In congenital nephrogenic diabetes insipidus (NDI) the kidneys do not respond to the antidiuretic action of AVP, which means the NDI patient cannot concentrate urine or reabsorb the water flowing through the kidney collecting ducts. The primary symptoms of NDI are polyuria (chronic passage of large volumes of urine) and polydipsia (chronic, excessive thirst). The most common form of congenital NDI is X-linked, and the gene responsible for X-linked NDI is the mutated V2R gene. Both the V2Rs of NDI patients located within and without the kidney fail to respond to AVP, indicating a general malfunction of their V2Rs.

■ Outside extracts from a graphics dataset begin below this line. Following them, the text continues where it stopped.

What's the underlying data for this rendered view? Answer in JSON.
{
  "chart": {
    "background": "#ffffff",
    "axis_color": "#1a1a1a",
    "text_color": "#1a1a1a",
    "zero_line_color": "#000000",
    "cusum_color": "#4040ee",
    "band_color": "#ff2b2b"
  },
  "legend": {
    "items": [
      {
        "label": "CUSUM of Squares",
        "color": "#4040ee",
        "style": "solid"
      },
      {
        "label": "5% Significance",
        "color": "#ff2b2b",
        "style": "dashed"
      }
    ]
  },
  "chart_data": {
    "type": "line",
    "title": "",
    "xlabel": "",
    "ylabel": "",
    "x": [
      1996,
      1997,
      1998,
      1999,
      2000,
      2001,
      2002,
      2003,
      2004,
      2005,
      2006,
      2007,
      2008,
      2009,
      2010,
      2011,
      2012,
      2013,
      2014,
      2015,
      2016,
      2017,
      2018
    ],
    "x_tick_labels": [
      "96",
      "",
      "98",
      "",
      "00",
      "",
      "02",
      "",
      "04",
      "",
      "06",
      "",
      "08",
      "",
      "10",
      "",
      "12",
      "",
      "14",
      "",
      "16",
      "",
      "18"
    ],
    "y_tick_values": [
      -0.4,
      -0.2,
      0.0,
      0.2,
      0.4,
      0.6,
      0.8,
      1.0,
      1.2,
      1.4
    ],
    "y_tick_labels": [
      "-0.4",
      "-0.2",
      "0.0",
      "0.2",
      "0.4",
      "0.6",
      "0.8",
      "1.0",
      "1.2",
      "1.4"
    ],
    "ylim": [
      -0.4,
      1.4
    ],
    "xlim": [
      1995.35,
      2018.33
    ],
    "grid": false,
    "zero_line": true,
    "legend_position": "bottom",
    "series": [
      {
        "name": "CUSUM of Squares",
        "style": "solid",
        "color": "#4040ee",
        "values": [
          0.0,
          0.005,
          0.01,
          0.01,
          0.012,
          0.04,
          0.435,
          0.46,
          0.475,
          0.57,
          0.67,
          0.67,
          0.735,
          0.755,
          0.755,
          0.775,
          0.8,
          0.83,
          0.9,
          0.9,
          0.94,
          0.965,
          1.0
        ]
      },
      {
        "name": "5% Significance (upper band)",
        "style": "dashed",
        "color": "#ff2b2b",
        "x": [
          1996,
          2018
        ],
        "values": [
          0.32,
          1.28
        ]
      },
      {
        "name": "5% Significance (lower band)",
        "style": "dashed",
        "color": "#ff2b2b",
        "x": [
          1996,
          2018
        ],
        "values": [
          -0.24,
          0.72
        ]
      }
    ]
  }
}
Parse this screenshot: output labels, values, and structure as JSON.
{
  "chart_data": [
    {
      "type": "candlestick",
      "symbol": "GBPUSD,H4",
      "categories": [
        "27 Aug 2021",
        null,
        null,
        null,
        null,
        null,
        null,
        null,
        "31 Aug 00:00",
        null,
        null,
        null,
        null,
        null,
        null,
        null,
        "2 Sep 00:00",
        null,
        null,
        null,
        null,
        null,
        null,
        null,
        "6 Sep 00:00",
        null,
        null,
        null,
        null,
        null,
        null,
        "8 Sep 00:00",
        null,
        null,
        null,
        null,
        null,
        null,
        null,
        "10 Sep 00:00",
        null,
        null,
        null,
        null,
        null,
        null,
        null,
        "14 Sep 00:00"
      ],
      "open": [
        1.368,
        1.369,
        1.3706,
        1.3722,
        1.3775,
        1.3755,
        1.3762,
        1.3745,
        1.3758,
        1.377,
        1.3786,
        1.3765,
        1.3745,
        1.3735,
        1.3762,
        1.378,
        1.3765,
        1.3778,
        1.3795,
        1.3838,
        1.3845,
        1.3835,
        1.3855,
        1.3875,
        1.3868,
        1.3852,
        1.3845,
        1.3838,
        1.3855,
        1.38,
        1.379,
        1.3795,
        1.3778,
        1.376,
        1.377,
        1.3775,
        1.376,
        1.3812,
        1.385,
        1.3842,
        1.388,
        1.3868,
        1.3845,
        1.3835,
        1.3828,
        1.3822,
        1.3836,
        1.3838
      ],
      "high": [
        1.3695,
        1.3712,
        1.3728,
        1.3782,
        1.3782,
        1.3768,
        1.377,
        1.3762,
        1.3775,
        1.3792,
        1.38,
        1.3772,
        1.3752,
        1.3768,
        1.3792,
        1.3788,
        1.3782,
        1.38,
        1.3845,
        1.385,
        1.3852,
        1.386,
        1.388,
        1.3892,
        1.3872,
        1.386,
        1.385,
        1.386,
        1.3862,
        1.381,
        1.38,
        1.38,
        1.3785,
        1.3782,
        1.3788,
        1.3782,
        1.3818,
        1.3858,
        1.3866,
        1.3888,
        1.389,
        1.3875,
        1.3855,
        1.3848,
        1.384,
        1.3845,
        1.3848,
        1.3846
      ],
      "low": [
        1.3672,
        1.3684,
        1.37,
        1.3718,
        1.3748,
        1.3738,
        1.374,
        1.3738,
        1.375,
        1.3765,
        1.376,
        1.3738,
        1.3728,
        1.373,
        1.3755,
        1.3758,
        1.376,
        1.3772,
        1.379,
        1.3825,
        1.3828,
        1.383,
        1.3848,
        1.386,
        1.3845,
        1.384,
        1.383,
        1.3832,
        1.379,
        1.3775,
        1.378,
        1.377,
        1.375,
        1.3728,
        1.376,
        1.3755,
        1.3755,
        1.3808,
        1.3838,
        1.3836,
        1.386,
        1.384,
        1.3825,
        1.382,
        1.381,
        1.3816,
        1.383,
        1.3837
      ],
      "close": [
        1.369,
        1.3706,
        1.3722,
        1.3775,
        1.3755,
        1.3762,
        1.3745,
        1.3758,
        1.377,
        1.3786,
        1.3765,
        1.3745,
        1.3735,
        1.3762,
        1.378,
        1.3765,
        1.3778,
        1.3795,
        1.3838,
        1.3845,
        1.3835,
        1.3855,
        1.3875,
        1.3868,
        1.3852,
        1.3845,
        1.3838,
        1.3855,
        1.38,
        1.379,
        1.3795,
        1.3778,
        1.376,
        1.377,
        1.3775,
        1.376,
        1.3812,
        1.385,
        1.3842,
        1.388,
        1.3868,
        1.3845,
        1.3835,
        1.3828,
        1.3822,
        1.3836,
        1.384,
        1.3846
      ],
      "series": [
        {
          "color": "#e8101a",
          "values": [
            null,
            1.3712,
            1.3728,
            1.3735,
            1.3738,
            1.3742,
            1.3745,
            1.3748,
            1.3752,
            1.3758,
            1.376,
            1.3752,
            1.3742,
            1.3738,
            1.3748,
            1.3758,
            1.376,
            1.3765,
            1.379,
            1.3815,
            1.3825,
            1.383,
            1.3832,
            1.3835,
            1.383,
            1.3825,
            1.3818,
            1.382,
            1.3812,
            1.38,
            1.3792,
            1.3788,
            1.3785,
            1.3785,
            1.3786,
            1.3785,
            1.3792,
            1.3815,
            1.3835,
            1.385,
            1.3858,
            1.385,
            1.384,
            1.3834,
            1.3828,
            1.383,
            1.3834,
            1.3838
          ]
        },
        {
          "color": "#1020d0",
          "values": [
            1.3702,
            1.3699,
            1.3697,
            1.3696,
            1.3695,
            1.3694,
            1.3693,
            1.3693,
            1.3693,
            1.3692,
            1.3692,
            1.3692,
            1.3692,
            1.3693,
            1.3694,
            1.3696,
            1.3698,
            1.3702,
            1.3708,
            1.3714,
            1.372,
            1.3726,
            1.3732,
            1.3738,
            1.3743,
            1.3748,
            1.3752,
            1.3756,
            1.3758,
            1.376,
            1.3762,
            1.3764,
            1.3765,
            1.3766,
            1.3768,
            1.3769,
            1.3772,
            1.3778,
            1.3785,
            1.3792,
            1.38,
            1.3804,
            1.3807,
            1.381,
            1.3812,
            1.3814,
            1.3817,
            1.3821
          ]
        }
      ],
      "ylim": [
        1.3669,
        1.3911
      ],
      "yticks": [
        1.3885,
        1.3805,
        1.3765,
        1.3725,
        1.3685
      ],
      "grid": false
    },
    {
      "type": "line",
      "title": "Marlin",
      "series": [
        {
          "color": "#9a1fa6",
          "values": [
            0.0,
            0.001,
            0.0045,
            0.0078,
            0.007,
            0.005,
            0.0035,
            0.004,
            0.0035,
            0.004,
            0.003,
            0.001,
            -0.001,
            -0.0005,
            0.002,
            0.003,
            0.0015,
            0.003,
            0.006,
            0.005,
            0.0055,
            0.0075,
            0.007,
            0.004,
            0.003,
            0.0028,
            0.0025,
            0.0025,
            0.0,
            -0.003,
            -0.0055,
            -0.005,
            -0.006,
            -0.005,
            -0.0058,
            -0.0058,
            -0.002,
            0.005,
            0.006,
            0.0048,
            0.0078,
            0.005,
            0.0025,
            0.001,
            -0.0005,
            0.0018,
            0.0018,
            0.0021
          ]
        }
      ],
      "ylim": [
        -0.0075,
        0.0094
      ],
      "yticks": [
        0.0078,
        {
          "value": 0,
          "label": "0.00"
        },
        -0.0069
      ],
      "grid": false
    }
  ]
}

To test the assumption that NDI patients have normal, fully functional V1Rs, Knoers, et. al., examined the specific binding of AVP to V1R on blood platelets of four NDI patients and compared them to the binding of AVP to V1R in four healthy individuals. The binding characteristics were determined by measuring the V1Rs binding affinity with AVP and the maximum number of binding sites (i.e. V1Rs) found in the experimental laboratory cell cultures.
The researchers found no significant difference between the performance of V1Rs of the NDI patients and the control group in either binding affinity or maximum number of binding sites. This confirmed the presence of intact V1Rs in NDI patients and provides further evidence that the defect in X-linked NDI is in defective V2Rs.